Édito No 16 (juin 2004)

Sexualisation
des relations humaines

par l’équipe de rédaction

Dans une récente interview, le Dr Aldo Naouri, pédiatre et auteur renommé d’origine libyenne, lance un « cri d’alarme contre la toute puissance des mères ». Préconisant un retour au maternage des années 50, il déconseille l’allaitement maternel à la demande et suggère aux mères de nourrir leurs enfants à heures fixes : « Cela va les frustrer très tôt, or on s’habitue à la frustration précoce. Elle permet d’intégrer l’idée qu’on peut vivre des moments sans plaisir et sans risque d’en mourir. » D’après ce spécialiste, il faudrait protéger la mère de sa pulsion à « sursatisfaire son enfant » afin qu’elle puisse investir sa féminité dans la satisfaction des besoins de son partenaire sexuel, l’homme. « Être femme, conclut Aldo Naouri, c’est avoir envie d’aller au lit avec un mec. » [1]

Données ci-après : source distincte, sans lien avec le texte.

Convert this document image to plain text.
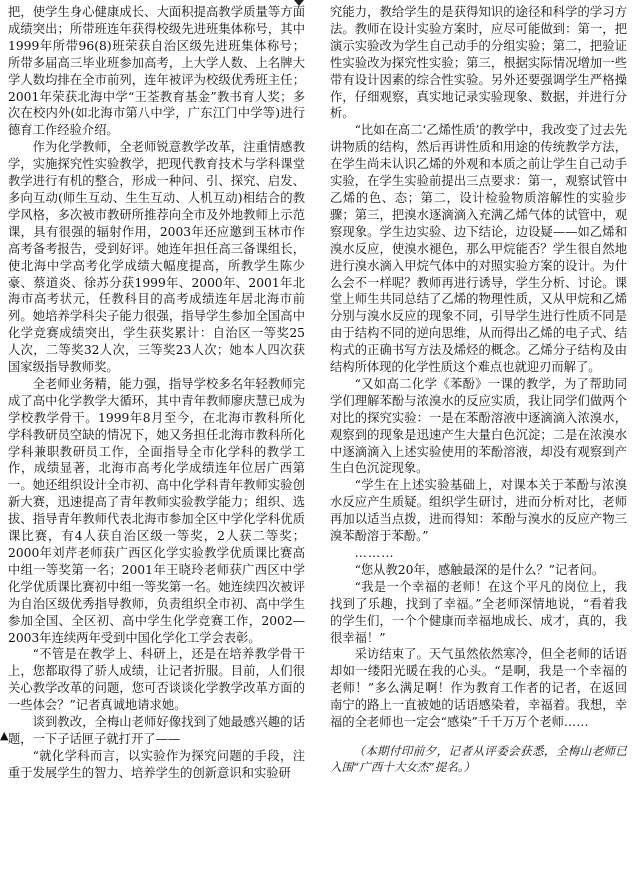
把，使学生身心健康成长、大面积提高教学质量等方面成绩突出；所带班连年获得校级先进班集体称号，其中1999年所带96(8)班荣获自治区级先进班集体称号；所带多届高三毕业班参加高考，上大学人数、上名牌大学人数均排在全市前列，连年被评为校级优秀班主任；2001年荣获北海中学“王荃教育基金”教书育人奖；多次在校内外(如北海市第八中学，广东江门中学等)进行德育工作经验介绍。

作为化学教师，全老师锐意教学改革，注重情感教学，实施探究性实验教学，把现代教育技术与学科课堂教学进行有机的整合，形成一种问、引、探究、启发、多向互动(师生互动、生生互动、人机互动)相结合的教学风格，多次被市教研所推荐向全市及外地教师上示范课，具有很强的辐射作用，2003年还应邀到玉林市作高考备考报告，受到好评。她连年担任高三备课组长，使北海中学高考化学成绩大幅度提高，所教学生陈少豪、蔡道炎、徐苏分获1999年、2000年、2001年北海市高考状元，任教科目的高考成绩连年居北海市前列。她培养学科尖子能力很强，指导学生参加全国高中化学竞赛成绩突出，学生获奖累计：自治区一等奖25人次，二等奖32人次，三等奖23人次；她本人四次获国家级指导教师奖。

全老师业务精，能力强，指导学校多名年轻教师完成了高中化学教学大循环，其中青年教师廖庆慧已成为学校教学骨干。1999年8月至今，在北海市教科所化学科教研员空缺的情况下，她又务担任北海市教科所化学科兼职教研员工作，全面指导全市化学科的教学工作，成绩显著，北海市高考化学成绩连年位居广西第一。她还组织设计全市初、高中化学科青年教师实验创新大赛，迅速提高了青年教师实验教学能力；组织、选拔、指导青年教师代表北海市参加全区中学化学科优质课比赛，有4人获自治区级一等奖，2人获二等奖；2000年刘芹老师获广西区化学实验教学优质课比赛高中组一等奖第一名；2001年王晓玲老师获广西区中学化学优质课比赛初中组一等奖第一名。她连续四次被评为自治区级优秀指导教师，负责组织全市初、高中学生参加全国、全区初、高中学生化学竞赛工作，2002—2003年连续两年受到中国化学化工学会表彰。

“不管是在教学上、科研上，还是在培养教学骨干上，您都取得了骄人成绩，让记者折服。目前，人们很关心教学改革的问题，您可否谈谈化学教学改革方面的一些体会？”记者真诚地请求她。

谈到教改，全梅山老师好像找到了她最感兴趣的话题，一下子话匣子就打开了——

“就化学科而言，以实验作为探究问题的手段，注重于发展学生的智力、培养学生的创新意识和实验研

▲

究能力，教给学生的是获得知识的途径和科学的学习方法。教师在设计实验方案时，应尽可能做到：第一，把演示实验改为学生自己动手的分组实验；第二，把验证性实验改为探究性实验；第三，根据实际情况增加一些带有设计因素的综合性实验。另外还要强调学生严格操作，仔细观察，真实地记录实验现象、数据，并进行分析。

“比如在高二‘乙烯性质’的教学中，我改变了过去先讲物质的结构，然后再讲性质和用途的传统教学方法，在学生尚未认识乙烯的外观和本质之前让学生自己动手实验，在学生实验前提出三点要求：第一，观察试管中乙烯的色、态；第二，设计检验物质溶解性的实验步骤；第三，把溴水逐滴滴入充满乙烯气体的试管中，观察现象。学生边实验、边下结论，边设疑——如乙烯和溴水反应，使溴水褪色，那么甲烷能否？学生很自然地进行溴水滴入甲烷气体中的对照实验方案的设计。为什么会不一样呢？教师再进行诱导，学生分析、讨论。课堂上师生共同总结了乙烯的物理性质，又从甲烷和乙烯分别与溴水反应的现象不同，引导学生进行性质不同是由于结构不同的逆向思维，从而得出乙烯的电子式、结构式的正确书写方法及烯烃的概念。乙烯分子结构及由结构所体现的化学性质这个难点也就迎刃而解了。

“又如高二化学《苯酚》一课的教学，为了帮助同学们理解苯酚与浓溴水的反应实质，我让同学们做两个对比的探究实验：一是在苯酚溶液中逐滴滴入浓溴水，观察到的现象是迅速产生大量白色沉淀；二是在浓溴水中逐滴滴入上述实验使用的苯酚溶液，却没有观察到产生白色沉淀现象。

“学生在上述实验基础上，对课本关于苯酚与浓溴水反应产生质疑。组织学生研讨，进而分析对比，老师再加以适当点拨，进而得知：苯酚与溴水的反应产物三溴苯酚溶于苯酚。”

………

“您从教20年，感触最深的是什么？”记者问。

“我是一个幸福的老师！在这个平凡的岗位上，我找到了乐趣，找到了幸福。”全老师深情地说，“看着我的学生们，一个个健康而幸福地成长、成才，真的，我很幸福！”

采访结束了。天气虽然依然寒冷，但全老师的话语却如一缕阳光暖在我的心头。“是啊，我是一个幸福的老师！”多么满足啊！作为教育工作者的记者，在返回南宁的路上一直被她的话语感染着，幸福着。我想，幸福的全老师也一定会“感染”千千万万个老师……

（本期付印前夕，记者从评委会获悉，全梅山老师已入围“广西十大女杰”提名。）
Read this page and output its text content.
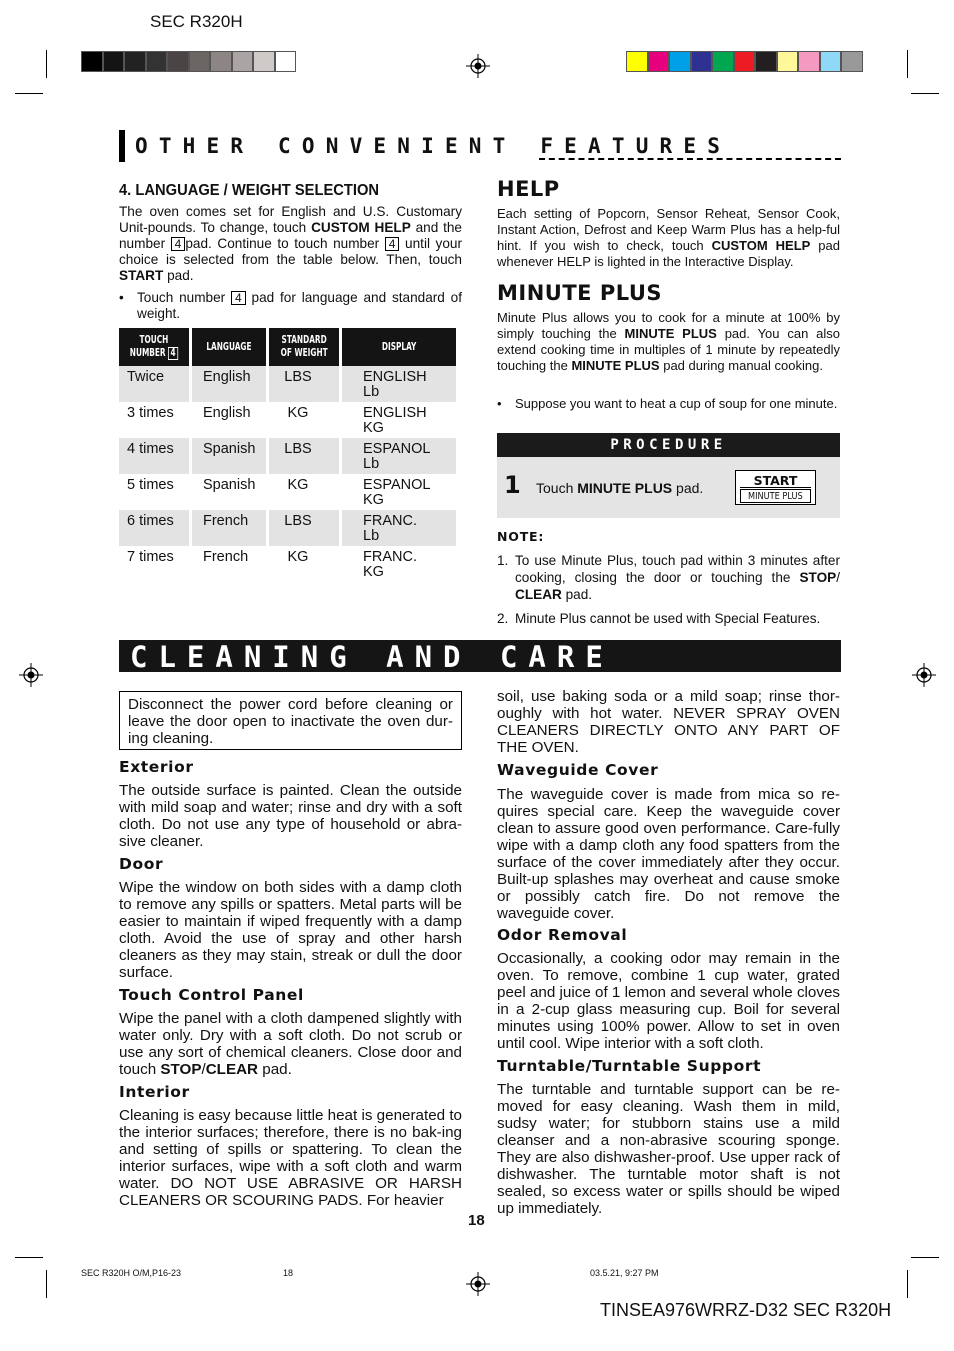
SEC R320H
OTHER CONVENIENT FEATURES
4. LANGUAGE / WEIGHT SELECTION
The oven comes set for English and U.S. Customary Unit-pounds. To change, touch CUSTOM HELP and the number 4 pad. Continue to touch number 4 until your choice is selected from the table below. Then, touch START pad.
• Touch number 4 pad for language and standard of weight.
TOUCH
NUMBER 4	LANGUAGE	STANDARD
OF WEIGHT	DISPLAY
Twice	English	LBS	ENGLISH
Lb

3 times	English	KG	ENGLISH
KG

4 times	Spanish	LBS	ESPANOL
Lb

5 times	Spanish	KG	ESPANOL
KG

6 times	French	LBS	FRANC.
Lb

7 times	French	KG	FRANC.
KG
HELP
Each setting of Popcorn, Sensor Reheat, Sensor Cook, Instant Action, Defrost and Keep Warm Plus has a help-ful hint. If you wish to check, touch CUSTOM HELP pad whenever HELP is lighted in the Interactive Display.
MINUTE PLUS
Minute Plus allows you to cook for a minute at 100% by simply touching the MINUTE PLUS pad. You can also extend cooking time in multiples of 1 minute by repeatedly touching the MINUTE PLUS pad during manual cooking.
•	Suppose you want to heat a cup of soup for one minute.
PROCEDURE
1 Touch MINUTE PLUS pad.	START
MINUTE PLUS
NOTE:
1. To use Minute Plus, touch pad within 3 minutes after cooking, closing the door or touching the STOP/ CLEAR pad.
2. Minute Plus cannot be used with Special Features.
CLEANING AND CARE
Disconnect the power cord before cleaning or leave the door open to inactivate the oven dur-ing cleaning.
Exterior
The outside surface is painted. Clean the outside with mild soap and water; rinse and dry with a soft cloth. Do not use any type of household or abra-sive cleaner.
Door
Wipe the window on both sides with a damp cloth to remove any spills or spatters. Metal parts will be easier to maintain if wiped frequently with a damp cloth. Avoid the use of spray and other harsh cleaners as they may stain, streak or dull the door surface.
Touch Control Panel
Wipe the panel with a cloth dampened slightly with water only. Dry with a soft cloth. Do not scrub or use any sort of chemical cleaners. Close door and touch STOP/CLEAR pad.
Interior
Cleaning is easy because little heat is generated to the interior surfaces; therefore, there is no bak-ing and setting of spills or spattering. To clean the interior surfaces, wipe with a soft cloth and warm water. DO NOT USE ABRASIVE OR HARSH CLEANERS OR SCOURING PADS. For heavier
soil, use baking soda or a mild soap; rinse thor-oughly with hot water. NEVER SPRAY OVEN CLEANERS DIRECTLY ONTO ANY PART OF THE OVEN.
Waveguide Cover
The waveguide cover is made from mica so re-quires special care. Keep the waveguide cover clean to assure good oven performance. Care-fully wipe with a damp cloth any food spatters from the surface of the cover immediately after they occur. Built-up splashes may overheat and cause smoke or possibly catch fire. Do not remove the waveguide cover.
Odor Removal
Occasionally, a cooking odor may remain in the oven. To remove, combine 1 cup water, grated peel and juice of 1 lemon and several whole cloves in a 2-cup glass measuring cup. Boil for several minutes using 100% power. Allow to set in oven until cool. Wipe interior with a soft cloth.
Turntable/Turntable Support
The turntable and turntable support can be re-moved for easy cleaning. Wash them in mild, sudsy water; for stubborn stains use a mild cleanser and a non-abrasive scouring sponge. They are also dishwasher-proof. Use upper rack of dishwasher. The turntable motor shaft is not sealed, so excess water or spills should be wiped up immediately.
18
SEC R320H O/M,P16-23	18	03.5.21, 9:27 PM
TINSEA976WRRZ-D32 SEC R320H
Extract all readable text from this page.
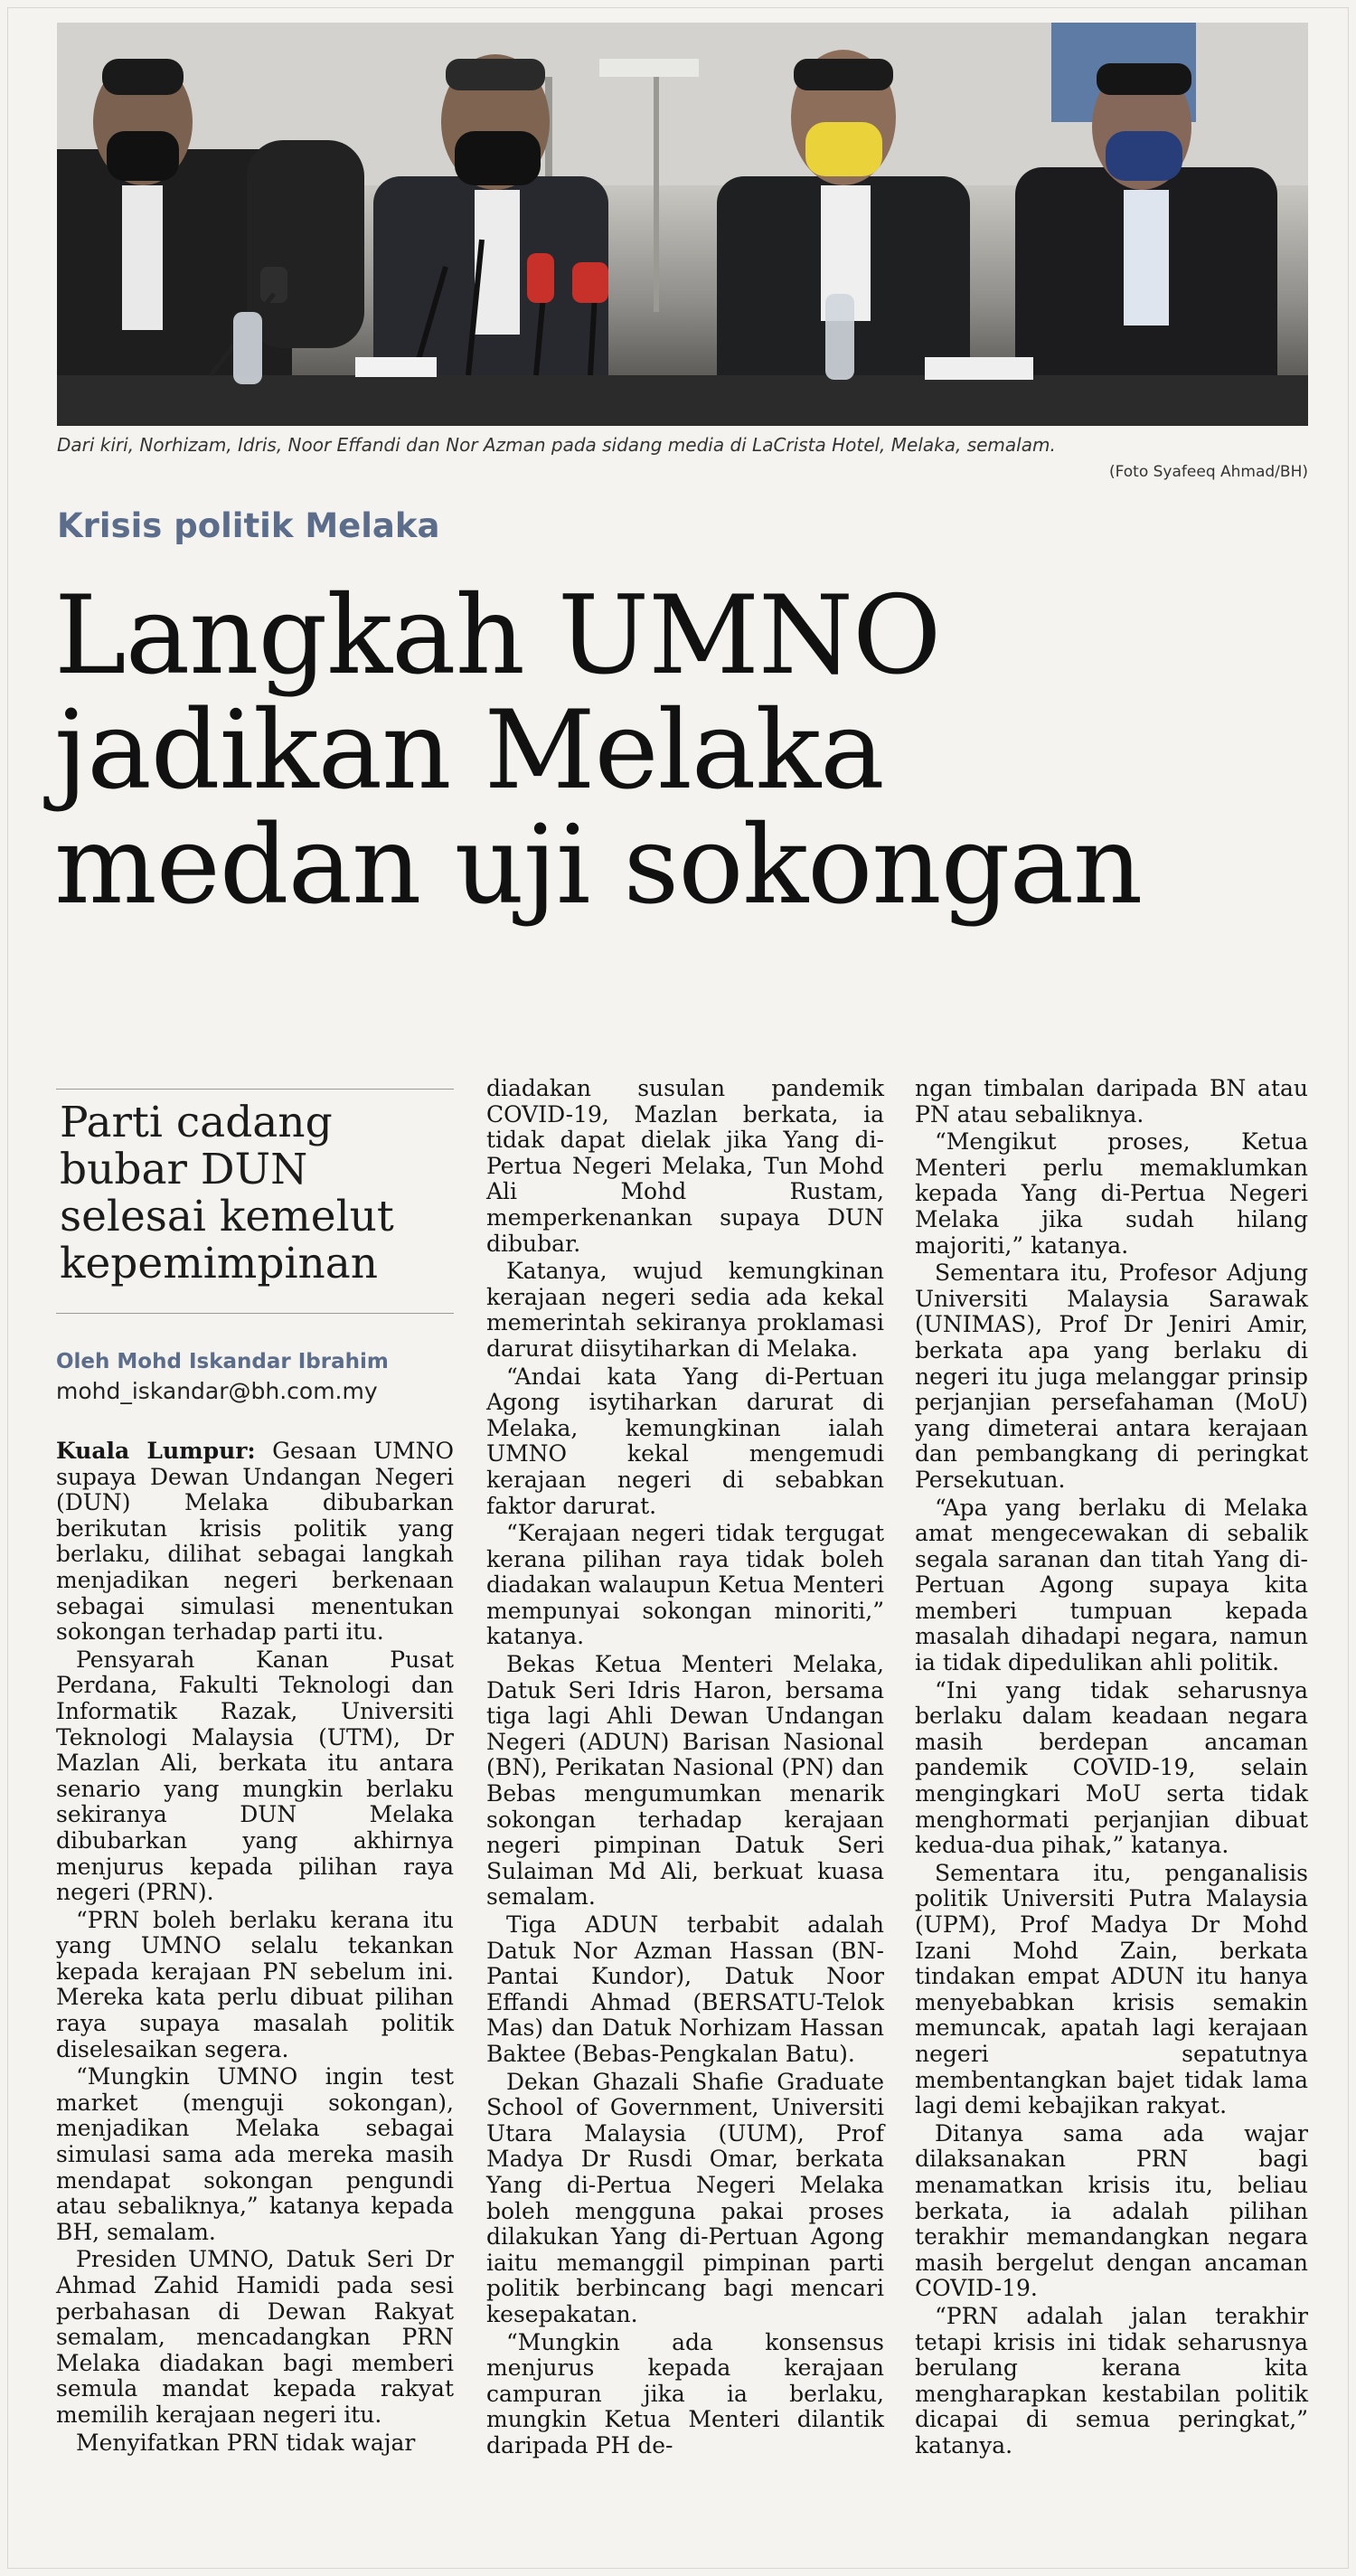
Dari kiri, Norhizam, Idris, Noor Effandi dan Nor Azman pada sidang media di LaCrista Hotel, Melaka, semalam.
(Foto Syafeeq Ahmad/BH)
Krisis politik Melaka
Langkah UMNO
jadikan Melaka
medan uji sokongan
Parti cadang
bubar DUN
selesai kemelut
kepemimpinan
Oleh Mohd Iskandar Ibrahim
mohd_iskandar@bh.com.my

Kuala Lumpur: Gesaan UMNO supaya Dewan Undangan Negeri (DUN) Melaka dibubarkan berikutan krisis politik yang berlaku, dilihat sebagai langkah menjadikan negeri berkenaan sebagai simulasi menentukan sokongan terhadap parti itu.

Pensyarah Kanan Pusat Perdana, Fakulti Teknologi dan Informatik Razak, Universiti Teknologi Malaysia (UTM), Dr Mazlan Ali, berkata itu antara senario yang mungkin berlaku sekiranya DUN Melaka dibubarkan yang akhirnya menjurus kepada pilihan raya negeri (PRN).

“PRN boleh berlaku kerana itu yang UMNO selalu tekankan kepada kerajaan PN sebelum ini. Mereka kata perlu dibuat pilihan raya supaya masalah politik diselesaikan segera.

“Mungkin UMNO ingin test market (menguji sokongan), menjadikan Melaka sebagai simulasi sama ada mereka masih mendapat sokongan pengundi atau sebaliknya,” katanya kepada BH, semalam.

Presiden UMNO, Datuk Seri Dr Ahmad Zahid Hamidi pada sesi perbahasan di Dewan Rakyat semalam, mencadangkan PRN Melaka diadakan bagi memberi semula mandat kepada rakyat memilih kerajaan negeri itu.

Menyifatkan PRN tidak wajar

diadakan susulan pandemik COVID-19, Mazlan berkata, ia tidak dapat dielak jika Yang di-Pertua Negeri Melaka, Tun Mohd Ali Mohd Rustam, memperkenankan supaya DUN dibubar.

Katanya, wujud kemungkinan kerajaan negeri sedia ada kekal memerintah sekiranya proklamasi darurat diisytiharkan di Melaka.

“Andai kata Yang di-Pertuan Agong isytiharkan darurat di Melaka, kemungkinan ialah UMNO kekal mengemudi kerajaan negeri di sebabkan faktor darurat.

“Kerajaan negeri tidak tergugat kerana pilihan raya tidak boleh diadakan walaupun Ketua Menteri mempunyai sokongan minoriti,” katanya.

Bekas Ketua Menteri Melaka, Datuk Seri Idris Haron, bersama tiga lagi Ahli Dewan Undangan Negeri (ADUN) Barisan Nasional (BN), Perikatan Nasional (PN) dan Bebas mengumumkan menarik sokongan terhadap kerajaan negeri pimpinan Datuk Seri Sulaiman Md Ali, berkuat kuasa semalam.

Tiga ADUN terbabit adalah Datuk Nor Azman Hassan (BN-Pantai Kundor), Datuk Noor Effandi Ahmad (BERSATU-Telok Mas) dan Datuk Norhizam Hassan Baktee (Bebas-Pengkalan Batu).

Dekan Ghazali Shafie Graduate School of Government, Universiti Utara Malaysia (UUM), Prof Madya Dr Rusdi Omar, berkata Yang di-Pertua Negeri Melaka boleh mengguna pakai proses dilakukan Yang di-Pertuan Agong iaitu memanggil pimpinan parti politik berbincang bagi mencari kesepakatan.

“Mungkin ada konsensus menjurus kepada kerajaan campuran jika ia berlaku, mungkin Ketua Menteri dilantik daripada PH de-

ngan timbalan daripada BN atau PN atau sebaliknya.

“Mengikut proses, Ketua Menteri perlu memaklumkan kepada Yang di-Pertua Negeri Melaka jika sudah hilang majoriti,” katanya.

Sementara itu, Profesor Adjung Universiti Malaysia Sarawak (UNIMAS), Prof Dr Jeniri Amir, berkata apa yang berlaku di negeri itu juga melanggar prinsip perjanjian persefahaman (MoU) yang dimeterai antara kerajaan dan pembangkang di peringkat Persekutuan.

“Apa yang berlaku di Melaka amat mengecewakan di sebalik segala saranan dan titah Yang di-Pertuan Agong supaya kita memberi tumpuan kepada masalah dihadapi negara, namun ia tidak dipedulikan ahli politik.

“Ini yang tidak seharusnya berlaku dalam keadaan negara masih berdepan ancaman pandemik COVID-19, selain mengingkari MoU serta tidak menghormati perjanjian dibuat kedua-dua pihak,” katanya.

Sementara itu, penganalisis politik Universiti Putra Malaysia (UPM), Prof Madya Dr Mohd Izani Mohd Zain, berkata tindakan empat ADUN itu hanya menyebabkan krisis semakin memuncak, apatah lagi kerajaan negeri sepatutnya membentangkan bajet tidak lama lagi demi kebajikan rakyat.

Ditanya sama ada wajar dilaksanakan PRN bagi menamatkan krisis itu, beliau berkata, ia adalah pilihan terakhir memandangkan negara masih bergelut dengan ancaman COVID-19.

“PRN adalah jalan terakhir tetapi krisis ini tidak seharusnya berulang kerana kita mengharapkan kestabilan politik dicapai di semua peringkat,” katanya.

D’où vient la prétention avec laquelle les hommes s’arrogent le droit de séparer l’enfant de sa mère pour disposer ainsi à leur guise du corps féminin ? Pour nombre d’entre eux, l’harmonie qui émane d’une scène de maternage est insupportable. Ils revendiquent de confisquer cette intimité à leur avantage, dans l’espoir inavoué de compenser la souffrance de ne pas avoir été pleinement accueillis par leur propre mère, et dénient à la femme la conscience de l’importance de sa présence aimante auprès de son bébé (page 3). L’ordre patriarcal qui impose ce mode relationnel sexualise les relations humaines au profit de ses compensations névrotiques et construit des théories interdisant toute remise en cause. La psychanalyse freudienne, en particulier, attribue au tout petit une « perversité sexuelle polymorphe » qui n’est autre que la manifestation des torsions relationnelles vécues et refoulées par son concepteur. La vulgarisation de telles idéologies dans le grand public cache une volonté de faire feu de tout bois pour garantir les prérogatives masculines (page 6).

Les rituels sanglants de circoncision – tant féminine que masculine – procèdent de la même volonté d’imposer à l’enfant une soumission durable aux exigences paternelles. L’impact traumatique d’une telle opération explique la répétition de ces pratiques, en dépit de leurs terribles conséquences, et la virulence que suscite leur mise en cause (pages 4 et 5). Leur abolition impliquerait l’accueil des souffrances qu’elles ont justement pour fonction de refouler par un violent passage à l’acte dont l’enfant fait les frais. De même, celles et ceux qui banalisent les fantasmes sexuels masculins et les imposent aux jeunes filles, notamment par le biais de la publicité et de la mode, sont fidèles à une hiérarchie phallocrate dont l’arrogance est aujourd’hui largement perceptible. L’accord tacite des femmes à jouer le rôle d’objet sexualisé, voire érotisé, participe à la diffusion de ce modèle de soumission (page 7).

En gardant le silence sur le mode relationnel que les pères refoulant leurs souffrances imposent dans la sphère familiale, femmes et hommes ne font qu’obéir aux injonctions muettes de leurs parents et grands parents, parce qu’ils ignorent la réalité consciente de l’être humain (page 8). S’ils reconnaissaient cette dernière, ils accueilleraient le regard et la parole de l’autre comme un éclairage et un accompagnement dans la réalisation de leur conscience commune.

L’équipe de rédaction

[1] Propos recueillis par Natacha Czerwinski et Jacqueline Remy, L’Express du 19.04.2004.